As I drop in and out of televised Olympic sports last week and this, I’m torn among competitions that are so utterly dependent on technology to identify winners and losers (swimming and fencing, for example); competitions in which advances in technology so clearly enable the competitors to go faster, higher, and farther (swimming again, rowing, cycling, and some field events, for example), and competitions which appear to be dominated by sheer athleticism, training, and the will to win (indoor volleyball and diving, for example).  I’m bored and exhausted by women’s beach volleyball and the awe in which other Olympians hold Kobe Bryant (he speaks three languages and loves soccer and Michael Phelps!) and Kobe’s reciprocal appreciation for them.  And I’m wondering why NBC is sending Mary Carillo to get acupuncture treatments.

Like most people, I suspect, I appreciate most those competitions where the humanity appears to dominate the technology.  My favorite Olympic competitors so far are Usain “Lightning” Bolt, the spectacularly fast winner of the men’s 100 meter dash and possessor of an unmatched demeanor (obliviousness, arrogance, or both?); the Romanian marathoner Constantina Tomescu; and the Canadian equestrian Ian Millar, who led his team to a silver medal in team show jumping — Millar’s first medal in nine Olympic appearances.  Nine.  He’s 61 and deservedly grinning from ear to ear.
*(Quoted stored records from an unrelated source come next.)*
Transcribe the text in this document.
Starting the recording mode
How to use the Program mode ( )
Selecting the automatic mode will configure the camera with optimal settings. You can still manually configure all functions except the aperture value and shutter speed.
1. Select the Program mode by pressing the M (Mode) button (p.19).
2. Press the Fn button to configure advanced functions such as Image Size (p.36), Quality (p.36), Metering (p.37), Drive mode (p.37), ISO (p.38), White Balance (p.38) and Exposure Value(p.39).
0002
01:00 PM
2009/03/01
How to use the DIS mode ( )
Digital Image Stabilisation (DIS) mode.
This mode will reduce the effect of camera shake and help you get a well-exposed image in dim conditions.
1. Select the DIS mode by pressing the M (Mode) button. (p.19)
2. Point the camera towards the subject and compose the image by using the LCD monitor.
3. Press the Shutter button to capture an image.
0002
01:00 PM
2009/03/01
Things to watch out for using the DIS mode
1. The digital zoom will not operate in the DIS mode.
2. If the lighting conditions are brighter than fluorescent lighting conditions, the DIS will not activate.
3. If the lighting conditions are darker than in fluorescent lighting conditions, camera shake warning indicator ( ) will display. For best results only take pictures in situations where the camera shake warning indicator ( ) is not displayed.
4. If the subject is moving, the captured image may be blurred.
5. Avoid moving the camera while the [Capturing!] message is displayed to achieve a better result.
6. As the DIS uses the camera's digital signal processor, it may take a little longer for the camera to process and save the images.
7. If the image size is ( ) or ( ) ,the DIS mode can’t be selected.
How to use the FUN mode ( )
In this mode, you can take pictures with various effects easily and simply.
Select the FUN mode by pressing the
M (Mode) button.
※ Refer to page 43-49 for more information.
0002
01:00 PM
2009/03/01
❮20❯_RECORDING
4 thoughts on “Sport and Technology”

  1. My favorite: Jen Stuczynski, silver medalist in pole vaulting. Not only is she from rural New York, like myself (some would call it “upstate,” but since she’s from the far western end, it’s upstate from Pittsburgh), but she trained in a quonset hut under a coach using some crazy new system. She probably uses meat slabs as a punching bag, too.

  2. Good call, Bruce. Her coach is Rick Suhr, who apparently had the quonset hut facility and his system ready to go. He just needed to find the right athlete.
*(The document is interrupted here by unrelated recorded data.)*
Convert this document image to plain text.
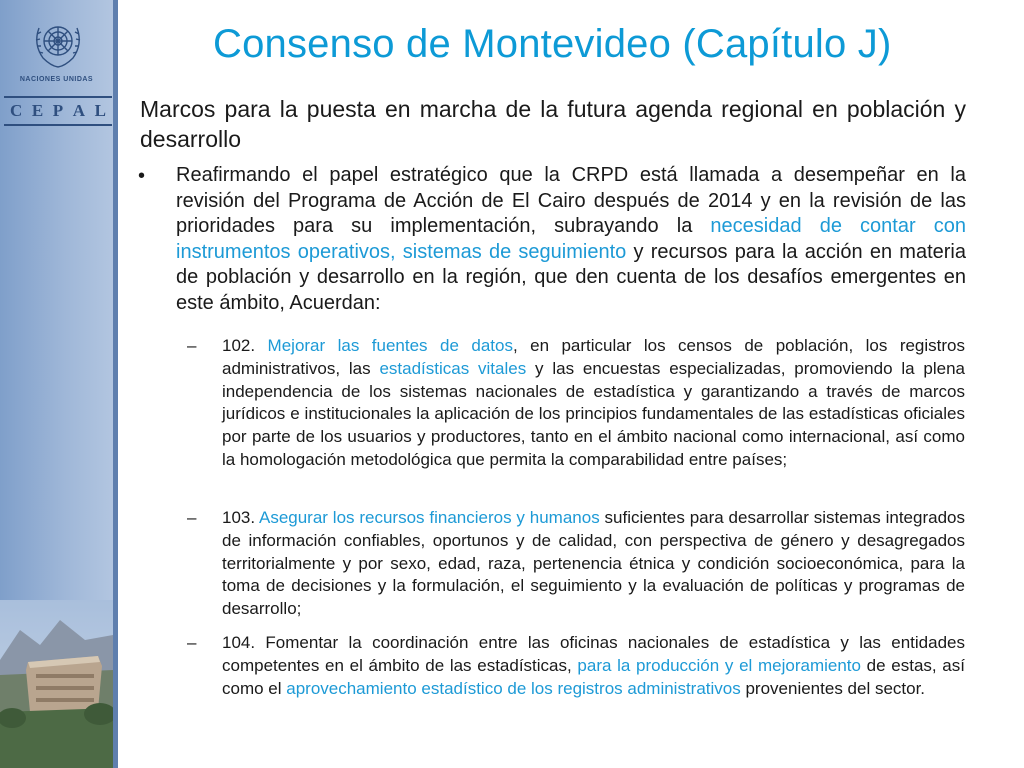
NACIONES UNIDAS
C E P A L
Consenso de Montevideo (Capítulo J)

Marcos para la puesta en marcha de la futura agenda regional en población y desarrollo

• Reafirmando el papel estratégico que la CRPD está llamada a desempeñar en la revisión del Programa de Acción de El Cairo después de 2014 y en la revisión de las prioridades para su implementación, subrayando la necesidad de contar con instrumentos operativos, sistemas de seguimiento y recursos para la acción en materia de población y desarrollo en la región, que den cuenta de los desafíos emergentes en este ámbito, Acuerdan:

– 102. Mejorar las fuentes de datos, en particular los censos de población, los registros administrativos, las estadísticas vitales y las encuestas especializadas, promoviendo la plena independencia de los sistemas nacionales de estadística y garantizando a través de marcos jurídicos e institucionales la aplicación de los principios fundamentales de las estadísticas oficiales por parte de los usuarios y productores, tanto en el ámbito nacional como internacional, así como la homologación metodológica que permita la comparabilidad entre países;

– 103. Asegurar los recursos financieros y humanos suficientes para desarrollar sistemas integrados de información confiables, oportunos y de calidad, con perspectiva de género y desagregados territorialmente y por sexo, edad, raza, pertenencia étnica y condición socioeconómica, para la toma de decisiones y la formulación, el seguimiento y la evaluación de políticas y programas de desarrollo;

– 104. Fomentar la coordinación entre las oficinas nacionales de estadística y las entidades competentes en el ámbito de las estadísticas, para la producción y el mejoramiento de estas, así como el aprovechamiento estadístico de los registros administrativos provenientes del sector.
    Unlike Rocky, though, she couldn’t beat the Russian, and afterward the Russian (Yelena Isinbayeva) let her know it. See the IHT report.

  3. Anything but more Phelps mania, which was bothering me even during the opening ceremonies.

    Perhaps I’m just getting cranky in my old age, but I’d rather see the whole spectrum of Olympic events and athletes, rather than just constantly watching “us” in events where “we” win.

  4. Wow, a whole article on “kick some Russian butt.” Slow news day I guess.

    And “she must know her position” is the best Isinbayeva could do in response? Uninspired. Unless she said it in some sort of guttural roar like the guys on WWF.